Hallo, das günstigste Futterboot, was zur Zeit auf dem Markt ist müßte das hier sein.

http://www.amazon.de/040300-Jamara-Futterboot-K%C3%B6derboot/dp/B00167QXK2/ref=sr_1_1?ie=UTF8&qid=1298799430&sr=8-1


----------



## archie01 (27. Februar 2011)

*AW: Futterboot*



jens_88 schrieb:


> Hallo, das günstigste Futterboot, was zur Zeit auf dem Markt ist müßte das hier sein.
> 
> http://www.amazon.de/040300-Jamara-Futterboot-K%C3%B6derboot/dp/B00167QXK2/ref=sr_1_1?ie=UTF8&qid=1298799430&sr=8-1




Hallo
Das ist aber eher ein Kinderspielzeug , als ein akzeptabeles Futterboot 

Gruß
Archie


----------



## G0PPAE (27. Februar 2011)

*AW: Futterboot*

verkaufe mein Carpmadness XXL Futterboot bei Interesse einfach eine Pn


----------



## jens_88 (28. Februar 2011)

*AW: Futterboot*



archie01 schrieb:


> Hallo
> Das ist aber eher ein Kinderspielzeug , als ein akzeptabeles Futterboot
> 
> Gruß
> Archie



Da geb ich dir Hundertprozentig recht, aber hier wird ja auch nach einem billigen Futterboot gesucht und für das Geld kann man glaube ich auch nicht wirklich viel mehr erwarten.


----------



## minne6 (28. Februar 2011)

*AW: Futterboot*



G0PPAE schrieb:


> verkaufe mein Carpmadness XXL Futterboot bei Interesse einfach eine Pn



Wieso willst du es verkaufen? Ich habe mir neulich eins zusammengebaut und muss sagen, ich bin recht zufrieden.


----------



## NickAdams (28. Februar 2011)

*AW: Futterboot*

Wenn du kein Bastelgenie bist, würde ich dir auch das Trend Micro empfehlen.
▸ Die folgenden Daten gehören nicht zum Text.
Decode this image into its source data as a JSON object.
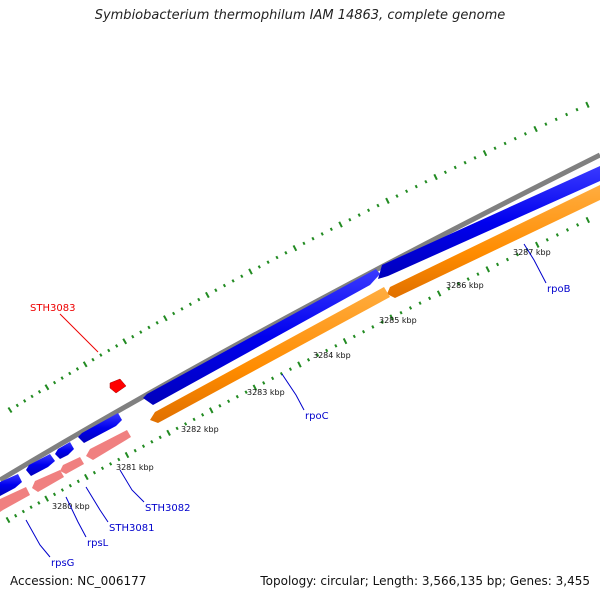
{
  "title": "Symbiobacterium thermophilum IAM 14863, complete genome",
  "footer": {
    "accession": "Accession: NC_006177",
    "summary": "Topology: circular; Length: 3,566,135 bp; Genes: 3,455"
  },
  "colors": {
    "backbone": "#808080",
    "forward_gene": "#0000ff",
    "reverse_cds": "#ff8c00",
    "reverse_rna": "#f08080",
    "minor_tick": "#228b22",
    "label_blue": "#0000cc",
    "label_red": "#ee0000",
    "highlight": "#ff0000"
  },
  "tick_labels": [
    "3280 kbp",
    "3281 kbp",
    "3282 kbp",
    "3283 kbp",
    "3284 kbp",
    "3285 kbp",
    "3286 kbp",
    "3287 kbp"
  ],
  "gene_labels": {
    "sth3083": "STH3083",
    "rpob": "rpoB",
    "rpoc": "rpoC",
    "sth3082": "STH3082",
    "sth3081": "STH3081",
    "rpsl": "rpsL",
    "rpsg": "rpsG"
  }
}
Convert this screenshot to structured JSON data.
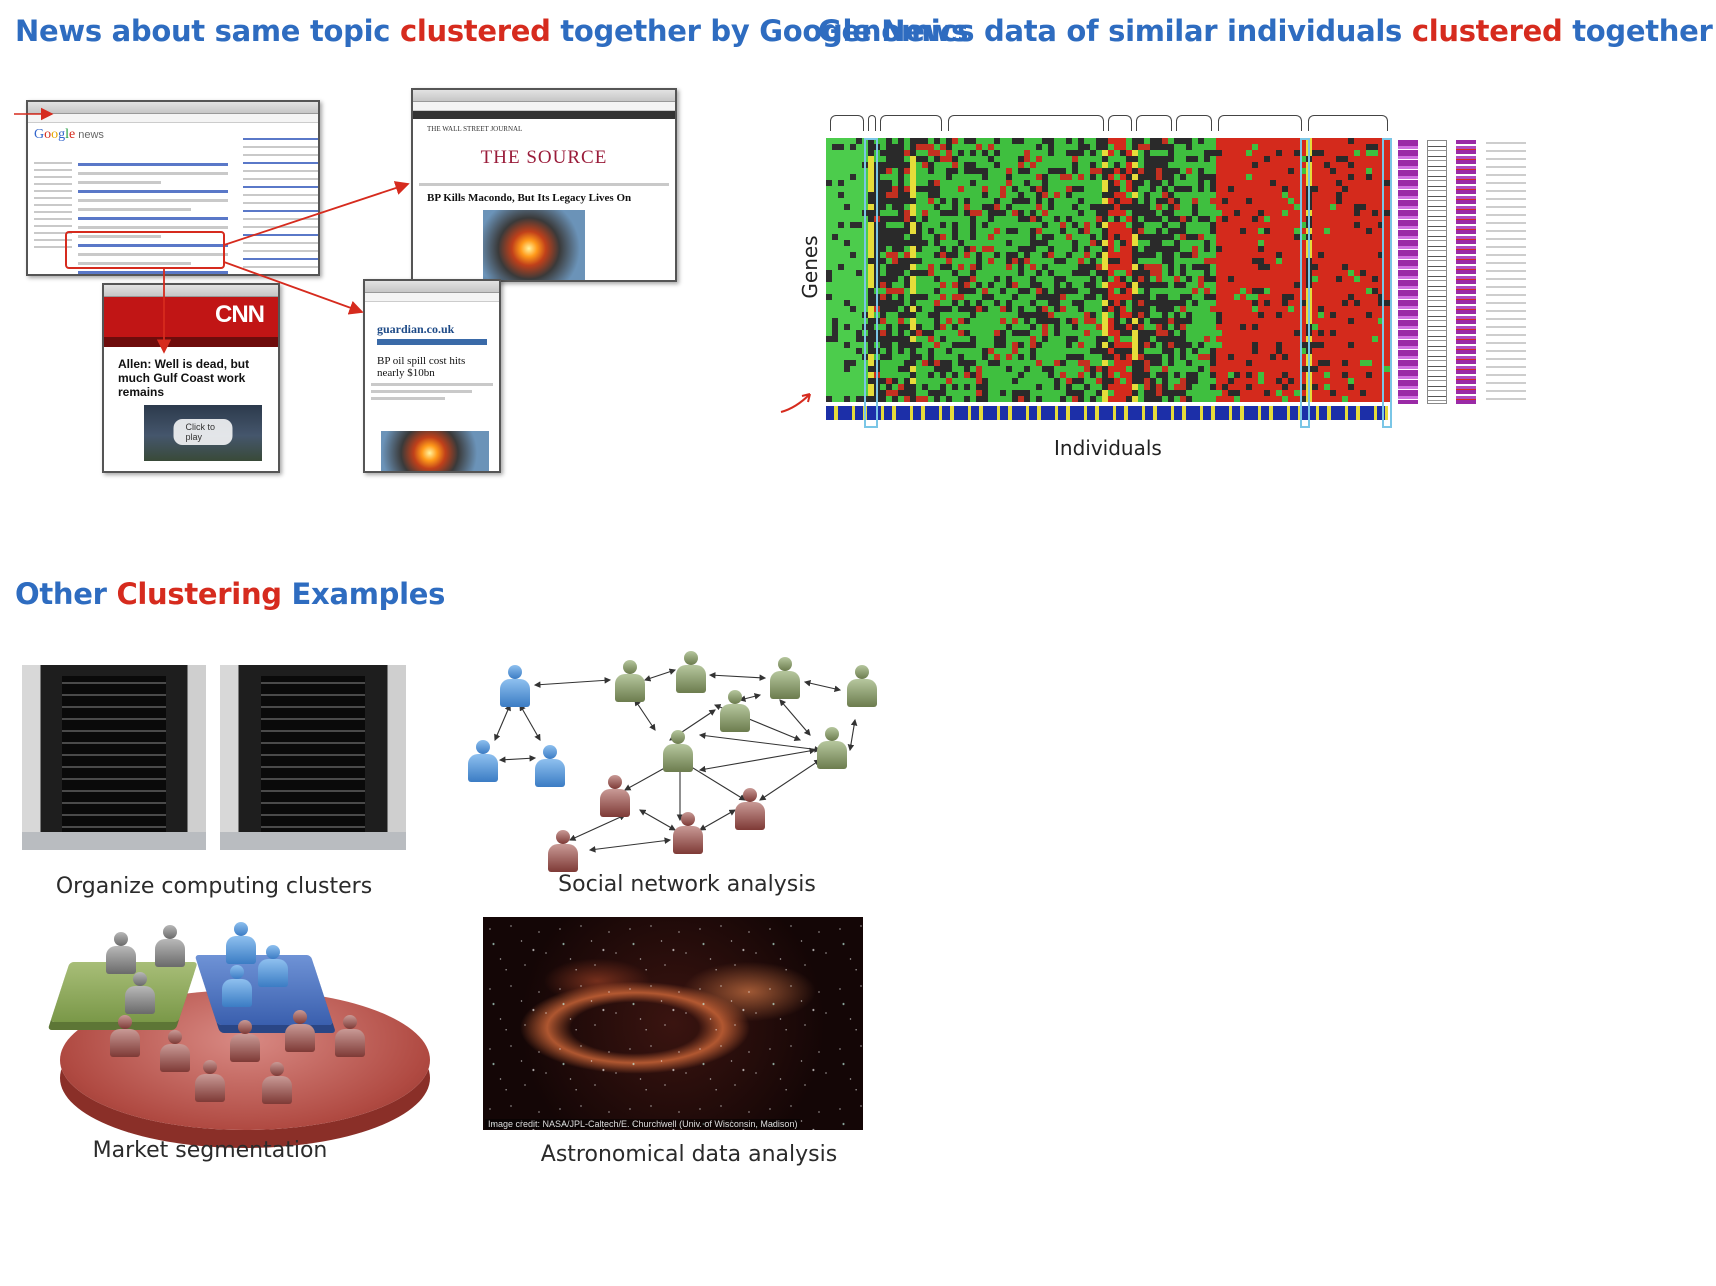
{
  "headings": {
    "news": {
      "before": "News about same topic ",
      "highlight": "clustered",
      "after": " together by Google News"
    },
    "genomics": {
      "before": "Genomics data of similar individuals ",
      "highlight": "clustered",
      "after": " together"
    },
    "other": {
      "before": "Other ",
      "highlight": "Clustering",
      "after": " Examples"
    }
  },
  "news_collage": {
    "google_news_logo": "Google",
    "google_news_suffix": "news",
    "wsj_masthead": "THE WALL STREET JOURNAL",
    "wsj_title": "THE SOURCE",
    "wsj_headline": "BP Kills Macondo, But Its Legacy Lives On",
    "cnn_logo": "CNN",
    "cnn_headline": "Allen: Well is dead, but much Gulf Coast work remains",
    "cnn_play": "Click to play",
    "guardian_logo": "guardian.co.uk",
    "guardian_headline": "BP oil spill cost hits nearly $10bn"
  },
  "genomics": {
    "y_label": "Genes",
    "x_label": "Individuals"
  },
  "examples": [
    {
      "caption": "Organize computing clusters"
    },
    {
      "caption": "Social network analysis"
    },
    {
      "caption": "Market segmentation"
    },
    {
      "caption": "Astronomical data analysis",
      "credit": "Image credit: NASA/JPL-Caltech/E. Churchwell (Univ. of Wisconsin, Madison)"
    }
  ],
  "colors": {
    "heading_blue": "#2e6cc0",
    "heading_red": "#d62b1e",
    "heat_green": "#3fbf3f",
    "heat_red": "#d42a1c",
    "heat_dark": "#2a2a2a",
    "person_blue": "#5b9ad8",
    "person_green": "#8a9a68",
    "person_red": "#9a5250"
  }
}
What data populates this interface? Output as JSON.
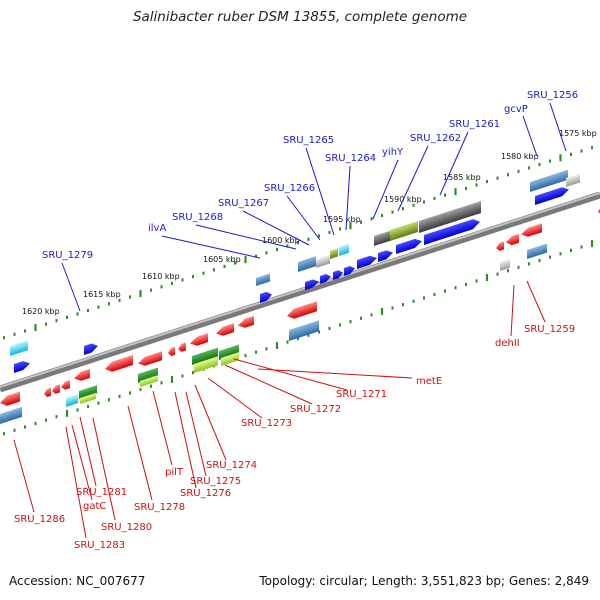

Von osteuropäischen Billigbooten rate ich dir ab. Bevor du kaufst, kannst du ja eine Weile die Verkäufe bei Ebay beobachten. Dann siehst du, was oft gebraucht verkauft wird. Je mehr von einem Modell verkauft werden, desto mehr Besitzer sind unzufrieden damit. Aufschlussreich ist auch die Zahl der Boote, die als defekt angeboten werden.

So long,

Nick


----------



## Lupus (28. Februar 2011)

*AW: Futterboot*

Hallo,
mein Rat als Futterbootbesitzer Finger weg von günstigen Modellen!
Futterboote sind (warum auch immer) ein schwieriges Geschäft und alle mir bekannten Hersteller haben verschiedene Probleme!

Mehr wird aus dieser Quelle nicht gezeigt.